It may be a family sedan or an apple, an upright bass or a man's pride, but you can count on Braun Strowman destroying something on just about every WWE show.
Thanks in large part to that steady stream of wreckage, The Monster Among Men remains WWE's most intriguing star. His eye-catching shtick is without equal, wonderfully absurd and befitting of a larger-than-life beast like him.
He is like nothing else roaming the WWE landscape right now, a predator that is part the shark from Jaws, part cartoon bully.
On Monday's Raw, Natalya scored a submission victory and Dolph Ziggler held on to his Intercontinental Championship via underhanded means. Strowman, meanwhile, left Kevin Owens' car overturned like a turtle fallen backward on its shell.
In a medium that is so often a display of repeated tropes, it's refreshing that Strowman's path is so singular.
Stone Cold Steve Austin doled out vehicular damage of his own, but he wasn't painted to be the superhuman force the current Mr. Money in the Bank is. We have seen Strowman flip over an ambulance and break through a ladder like a high school football team bursting through a paper banner.
The scenes are over the top. The results are nearly always memorable.
The approach has played up how different Strowman is.

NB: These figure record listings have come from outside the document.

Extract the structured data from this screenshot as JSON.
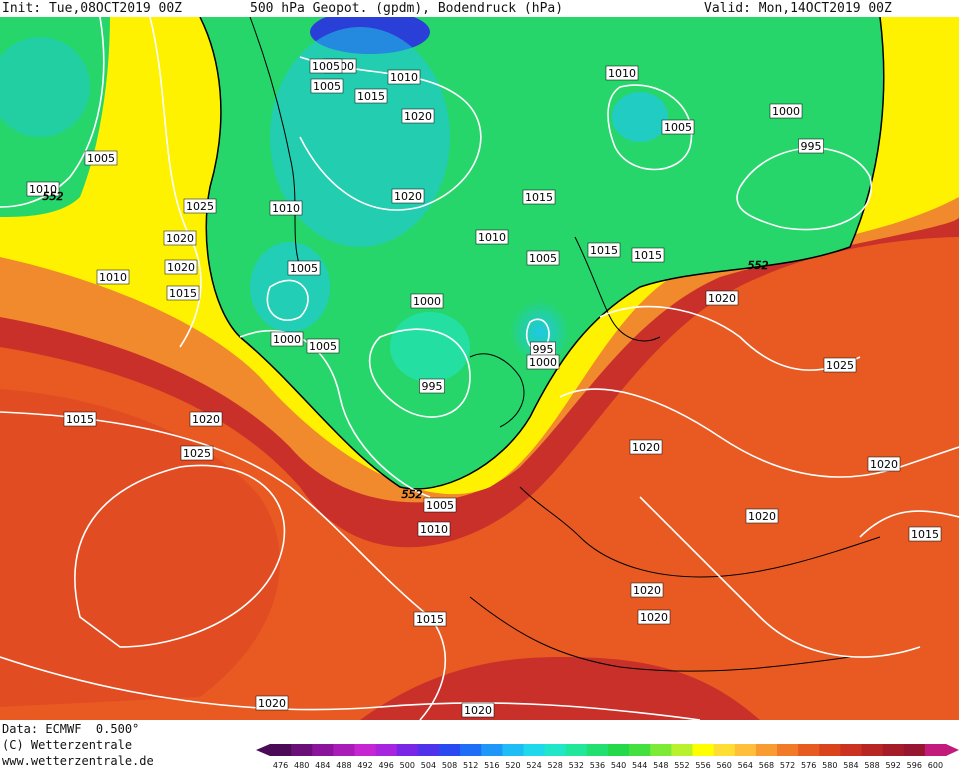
{
  "header": {
    "init": "Init: Tue,08OCT2019 00Z",
    "title": "500 hPa Geopot. (gpdm), Bodendruck (hPa)",
    "valid": "Valid: Mon,14OCT2019 00Z"
  },
  "footer": {
    "data_line": "Data: ECMWF  0.500°",
    "copyright": "(C) Wetterzentrale",
    "website": "www.wetterzentrale.de"
  },
  "colorbar": {
    "labels": [
      "476",
      "480",
      "484",
      "488",
      "492",
      "496",
      "500",
      "504",
      "508",
      "512",
      "516",
      "520",
      "524",
      "528",
      "532",
      "536",
      "540",
      "544",
      "548",
      "552",
      "556",
      "560",
      "564",
      "568",
      "572",
      "576",
      "580",
      "584",
      "588",
      "592",
      "596",
      "600"
    ],
    "colors": [
      "#4a0a55",
      "#6a0f78",
      "#8c149b",
      "#aa1cb8",
      "#c626d2",
      "#a725df",
      "#7a26e6",
      "#4f33ea",
      "#2a49f0",
      "#1f6ef6",
      "#1f97f8",
      "#1fbdf6",
      "#1fd8ea",
      "#22e6c8",
      "#22e69a",
      "#22e070",
      "#24d84c",
      "#44e040",
      "#7eea38",
      "#b8f22e",
      "#ffff00",
      "#ffde33",
      "#ffbf3a",
      "#f89c32",
      "#f07a28",
      "#e65c20",
      "#d9441c",
      "#cc3220",
      "#b82624",
      "#a51c28",
      "#961630",
      "#c21b7c"
    ]
  },
  "map": {
    "colors": {
      "ocean_warm": "#c9302a",
      "ridge": "#e85a22",
      "mid": "#f08a2c",
      "yellow": "#fff200",
      "green": "#26d66a",
      "cyan": "#1fc8e8",
      "low_core": "#2a3fd8",
      "isobar": "#ffffff",
      "coast": "#000000"
    },
    "isobar_labels": [
      "1000",
      "1010",
      "1005",
      "1015",
      "1020",
      "1005",
      "1010",
      "1005",
      "1000",
      "995",
      "1010",
      "1020",
      "1005",
      "1020",
      "1015",
      "1010",
      "1010",
      "1005",
      "1000",
      "1005",
      "1000",
      "995",
      "995",
      "1000",
      "1005",
      "1015",
      "1015",
      "1020",
      "1025",
      "1020",
      "1010",
      "1015",
      "1020",
      "1025",
      "1005",
      "1010",
      "1015",
      "1025",
      "1020",
      "1020",
      "1020",
      "1020",
      "1015",
      "1020",
      "1015",
      "1020",
      "1020"
    ],
    "contour_552_labels": [
      "552",
      "552",
      "552"
    ]
  }
}
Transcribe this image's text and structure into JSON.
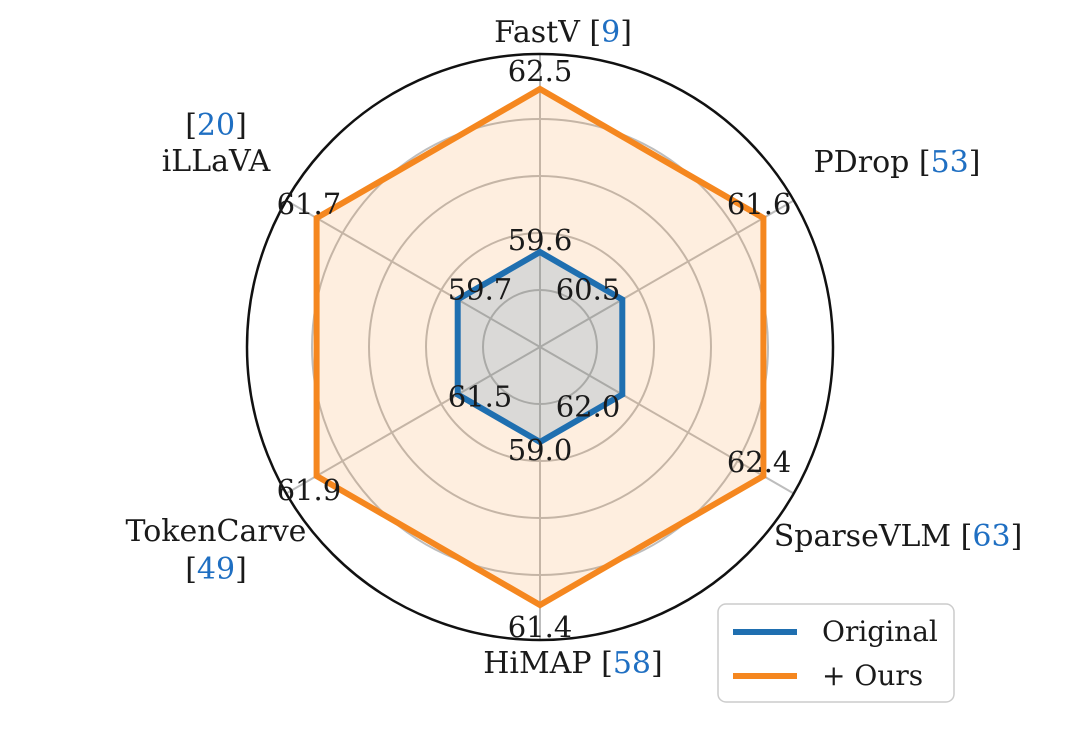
{
  "chart_data": {
    "type": "radar",
    "title": "",
    "axes": [
      {
        "name": "FastV",
        "ref": "9"
      },
      {
        "name": "PDrop",
        "ref": "53"
      },
      {
        "name": "SparseVLM",
        "ref": "63"
      },
      {
        "name": "HiMAP",
        "ref": "58"
      },
      {
        "name": "TokenCarve",
        "ref": "49"
      },
      {
        "name": "iLLaVA",
        "ref": "20"
      }
    ],
    "series": [
      {
        "name": "Original",
        "color": "#1f6fb0",
        "values": [
          59.6,
          60.5,
          62.0,
          59.0,
          61.5,
          59.7
        ],
        "labels": [
          "59.6",
          "60.5",
          "62.0",
          "59.0",
          "61.5",
          "59.7"
        ]
      },
      {
        "name": "+ Ours",
        "color": "#f5871f",
        "values": [
          62.5,
          61.6,
          62.4,
          61.4,
          61.9,
          61.7
        ],
        "labels": [
          "62.5",
          "61.6",
          "62.4",
          "61.4",
          "61.9",
          "61.7"
        ]
      }
    ],
    "grid": true,
    "legend": "bottom-right"
  }
}
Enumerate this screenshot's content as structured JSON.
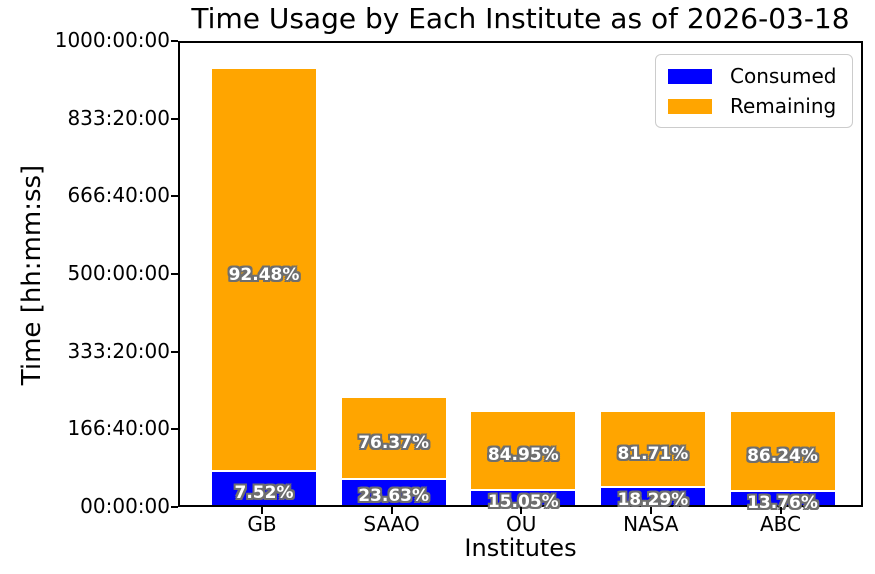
{
  "chart_data": {
    "type": "bar",
    "stacked": true,
    "title": "Time Usage by Each Institute as of 2026-03-18",
    "xlabel": "Institutes",
    "ylabel": "Time [hh:mm:ss]",
    "categories": [
      "GB",
      "SAAO",
      "OU",
      "NASA",
      "ABC"
    ],
    "series": [
      {
        "name": "Consumed",
        "color": "#0000ff",
        "values_hours": [
          70.3,
          54.3,
          30.1,
          36.6,
          27.5
        ],
        "pct_labels": [
          "7.52%",
          "23.63%",
          "15.05%",
          "18.29%",
          "13.76%"
        ]
      },
      {
        "name": "Remaining",
        "color": "#ffa500",
        "values_hours": [
          864.7,
          175.7,
          169.9,
          163.4,
          172.5
        ],
        "pct_labels": [
          "92.48%",
          "76.37%",
          "84.95%",
          "81.71%",
          "86.24%"
        ]
      }
    ],
    "totals_hours": [
      935,
      230,
      200,
      200,
      200
    ],
    "ylim": [
      0,
      1000
    ],
    "yticks": [
      {
        "hours": 0,
        "label": "00:00:00"
      },
      {
        "hours": 166.6667,
        "label": "166:40:00"
      },
      {
        "hours": 333.3333,
        "label": "333:20:00"
      },
      {
        "hours": 500,
        "label": "500:00:00"
      },
      {
        "hours": 666.6667,
        "label": "666:40:00"
      },
      {
        "hours": 833.3333,
        "label": "833:20:00"
      },
      {
        "hours": 1000,
        "label": "1000:00:00"
      }
    ],
    "grid": false,
    "legend": {
      "position": "upper-right",
      "entries": [
        "Consumed",
        "Remaining"
      ]
    },
    "colors": {
      "consumed": "#0000ff",
      "remaining": "#ffa500",
      "label_text": "#ffffff",
      "label_outline": "#6e6e6e",
      "axes": "#000000",
      "background": "#ffffff"
    }
  }
}
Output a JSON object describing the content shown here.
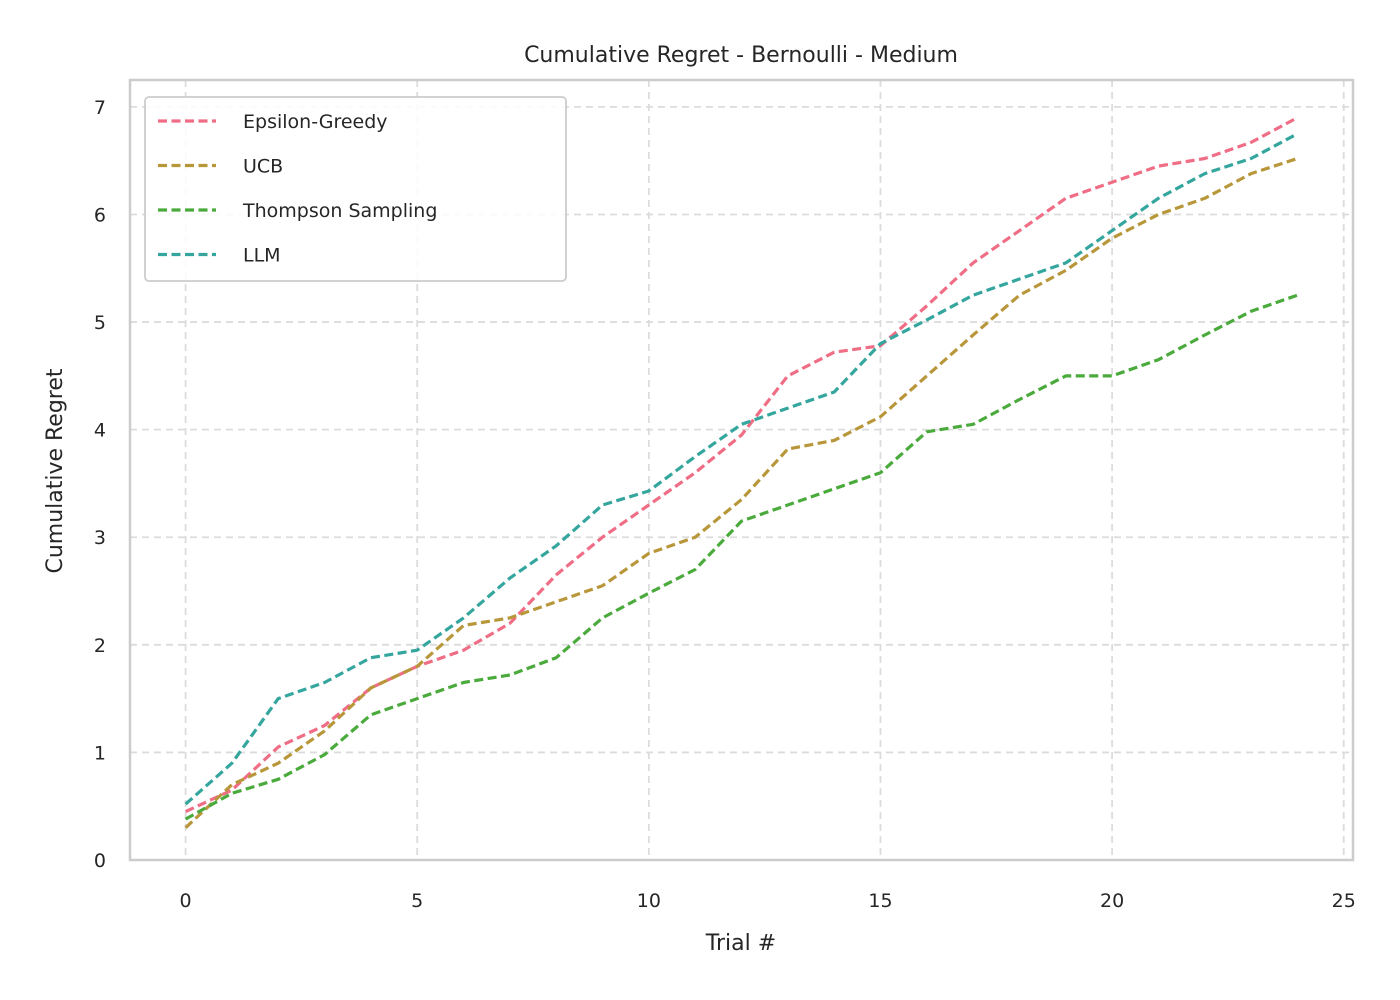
{
  "chart_data": {
    "type": "line",
    "title": "Cumulative Regret - Bernoulli - Medium",
    "xlabel": "Trial #",
    "ylabel": "Cumulative Regret",
    "xlim": [
      -1.2,
      25.2
    ],
    "ylim": [
      0,
      7.25
    ],
    "xticks": [
      0,
      5,
      10,
      15,
      20,
      25
    ],
    "yticks": [
      0,
      1,
      2,
      3,
      4,
      5,
      6,
      7
    ],
    "grid": true,
    "legend_position": "upper-left",
    "line_style": "dashed",
    "x": [
      0,
      1,
      2,
      3,
      4,
      5,
      6,
      7,
      8,
      9,
      10,
      11,
      12,
      13,
      14,
      15,
      16,
      17,
      18,
      19,
      20,
      21,
      22,
      23,
      24
    ],
    "series": [
      {
        "name": "Epsilon-Greedy",
        "color": "#f06d86",
        "values": [
          0.45,
          0.65,
          1.05,
          1.25,
          1.6,
          1.8,
          1.95,
          2.2,
          2.65,
          3.0,
          3.3,
          3.6,
          3.95,
          4.5,
          4.72,
          4.78,
          5.15,
          5.55,
          5.85,
          6.15,
          6.3,
          6.45,
          6.52,
          6.67,
          6.9
        ]
      },
      {
        "name": "UCB",
        "color": "#b8963a",
        "values": [
          0.3,
          0.7,
          0.9,
          1.2,
          1.6,
          1.8,
          2.18,
          2.25,
          2.4,
          2.55,
          2.85,
          3.0,
          3.35,
          3.82,
          3.9,
          4.12,
          4.5,
          4.88,
          5.25,
          5.48,
          5.78,
          6.0,
          6.15,
          6.38,
          6.52
        ]
      },
      {
        "name": "Thompson Sampling",
        "color": "#4aaa3c",
        "values": [
          0.38,
          0.62,
          0.75,
          0.98,
          1.35,
          1.5,
          1.65,
          1.72,
          1.88,
          2.25,
          2.48,
          2.7,
          3.15,
          3.3,
          3.45,
          3.6,
          3.98,
          4.05,
          4.28,
          4.5,
          4.5,
          4.65,
          4.88,
          5.1,
          5.25
        ]
      },
      {
        "name": "LLM",
        "color": "#35a69e",
        "values": [
          0.52,
          0.9,
          1.5,
          1.65,
          1.88,
          1.95,
          2.25,
          2.62,
          2.92,
          3.3,
          3.43,
          3.75,
          4.05,
          4.2,
          4.35,
          4.8,
          5.02,
          5.25,
          5.4,
          5.55,
          5.85,
          6.15,
          6.38,
          6.52,
          6.75
        ]
      }
    ]
  }
}
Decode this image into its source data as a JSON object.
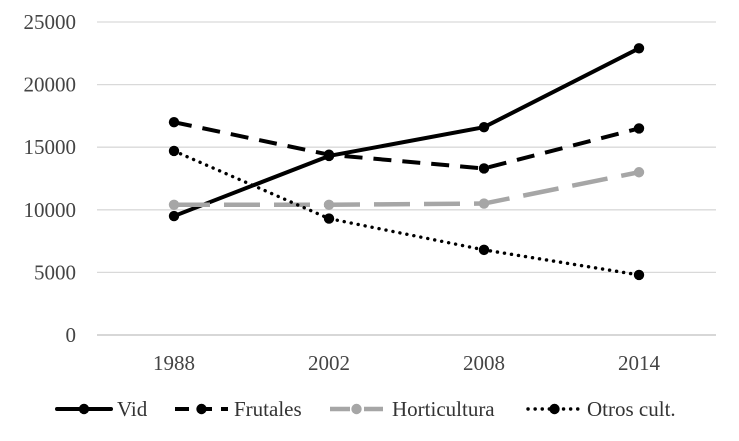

There are plenty of 5'10" guys who can hit a great suicide dive. There is no one else like Strowman. He is the only charging colossus who can dwarf Brock Lesnar. He's the alpha among alphas.
Finn Balor, Seth Rollins and Roman Reigns are all superheroes of the squared circle. Strowman is the all-powerful Thanos.
With Strowman, WWE has found the right blend of humor and havoc. When he goes on the attack, as he did backstage in January, he's terrifying. The following month had a zanier kind of moment when he strummed an upright bass before beating a human being with it.
Pro wrestling purists may turn their noses up at it all, but it's worked.
Strowman is likable and fearsome at the same time. He's able to stand out on a crowded stage brimming with wild characters.
Tim Fiorvanti of ESPN.com was spot-on with his assessment of the big man:
That dynamic has translated to an engaged audience. Few guys get as loud a reaction each week as Strowman does. There's a growing, palpable desire to see him push his way to the top of the WWE mountain and knock Lesnar off it.
As Wrestling Inc writer Brandon Thurston pointed out in January, the YouTube numbers for Strowman-created carnage are strong:
WWE has struggled to figure out how to showcase a lot of great talent.
Sami Zayn was floundering, stuck with some horrendous scripts before he got injured. Sonya Deville is not nearly the MMA fighter badass she could be. The current version of Bobby Roode is just plain boring.
The company, though, found its groove with Strowman a long while back.
Fans may be split on Strowman teaming with a 10-year-old boy to win the Raw Tag Team Championship at WrestleMania 34 or his Brain Strowman alter-ego, but he is consistently interesting.
He has provided a good chunk of the year's standout moments. WWE seems to focus much of its creativity on coming up with what Strowman will do next.
His destructive act is one of a kind. His journey is one of the most fun things about WWE right now.
And Strowman isn't straying from the spotlight anytime soon. The Money in the Bank briefcase he holds tight in his paw assures him ample airtime. Should he dethrone Lesnar and claim the Universal Championship, he will be even more prominent on Raw.
Thankfully, that means more broken ladders, more damaged cars, more men catapulted into the night air, more of The Monster Among Men's traveling circus of chaos.